Because offshoring is growing so quickly, Forrester nudged up its estimate that U.S. companies will send 3.3 million service jobs offshore by 2015, saying the figure likely will hit 3.4 million. At that point, total U.S. wages lost because of offshoring would exceed $151 billion annually.
In part, offshoring is gaining momentum because of media coverage, Moore said. In the past year, a number of unemployed U.S. workers have staged protests and otherwise called attention to offshoring. The noisy debate is spurring employers to take a closer look at offshoring to cut costs, she said.
"There has been so much press about this in the last 12 months or so that ... it has really created a new awareness of the value of outsourcing," Moore said. "It has become a lot more mainstream."
Forrester, a Cambridge, Mass., firm that provides advice to companies planning to offshore jobs, released its study at the start of the four-day GigaWorld IT Forum, a conference for companies involved in information technology.

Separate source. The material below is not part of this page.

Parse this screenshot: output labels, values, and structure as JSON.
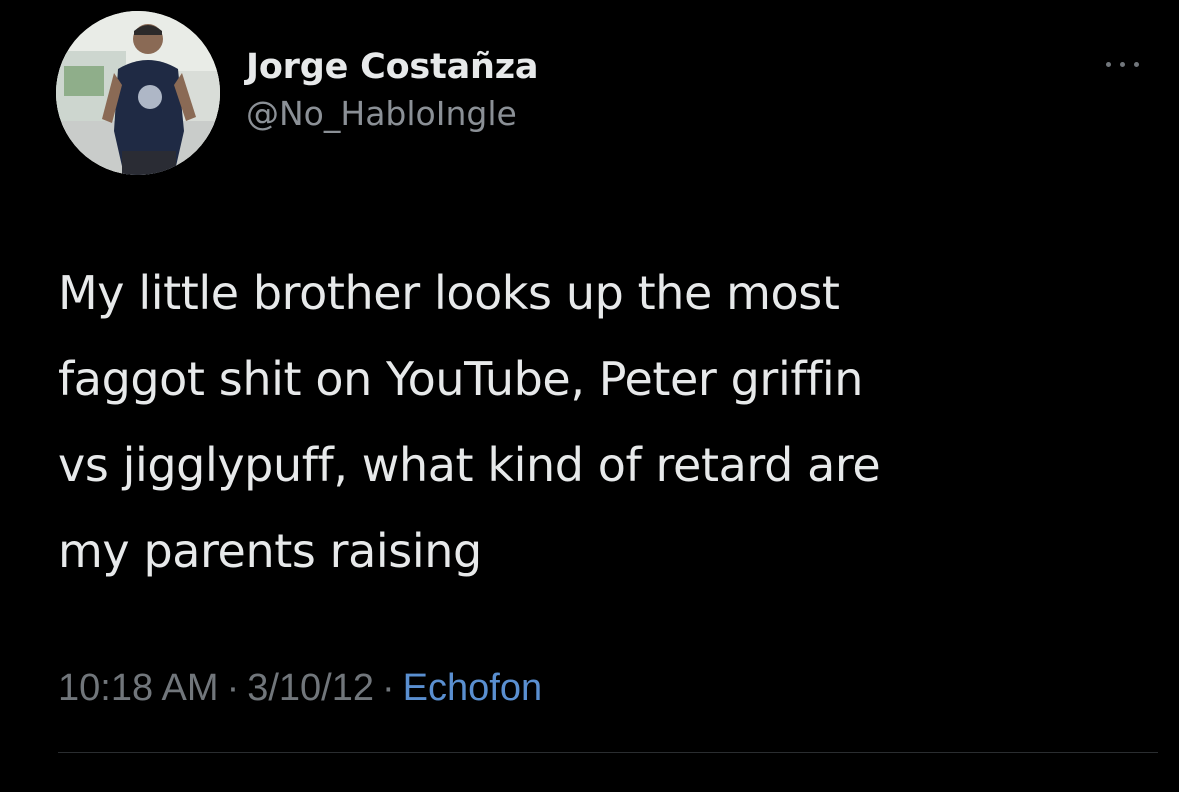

Even as the controversy has grown, reliable data on offshoring have remained elusive. No federal agency, such as the Bureau of Labor Statistics or Commerce Department, collects statistics on how many jobs U.S. employers are creating overseas.
While U.S. companies have been using foreign suppliers to make manufactured goods for decades, only recently have advances in telecommunications and high-speed Internet service allowed them to offshore high-tech service work. While an American computer programmer might make $60,000, his Indian counterpart might make $20,000.
So far, offshoring has been used most commonly by companies involved in computing. But it also has been growing in other sophisticated service areas, such as radiology, architecture and tax preparation.
Forrester said the offshored jobs also will include those in legal services, design, sales and management. The biggest losses will involve routine office work, such as typing and filing.
A minority of companies is responsible for most of the jobs being shifted overseas.
For the new study, Forrester surveyed 139 North American companies in April and found that 58 percent said they do not use offshore labor and have no plans to do so.
Thirty-six percent said they are preparing to begin offshoring, or at least are seriously investigating the practice.
Only 6 percent said they already are offshoring whenever possible. Those companies also plan to step up the practice.
"The bulk of the growth in jobs going offshore during the next 18 months will come from existing experimenters moving into the committed stage," the report concluded.
As the offshoring issue has gained media attention, politicians have also begun to take notice.
Many federal and state lawmakers have been pushing to prohibit or severely restrict government agencies from contracting with firms that use offshore workers. In March, the Senate overwhelmingly approved a measure to block most civilian federal agencies from using contractors working outside the United States.
At the request of Rep. Adam Smith, a Washington Democrat, the General Accounting Office is conducting a study of offshoring.
The agency had planned to release its findings this spring, but was forced to delay its report until early fall because of the difficulty of gathering data.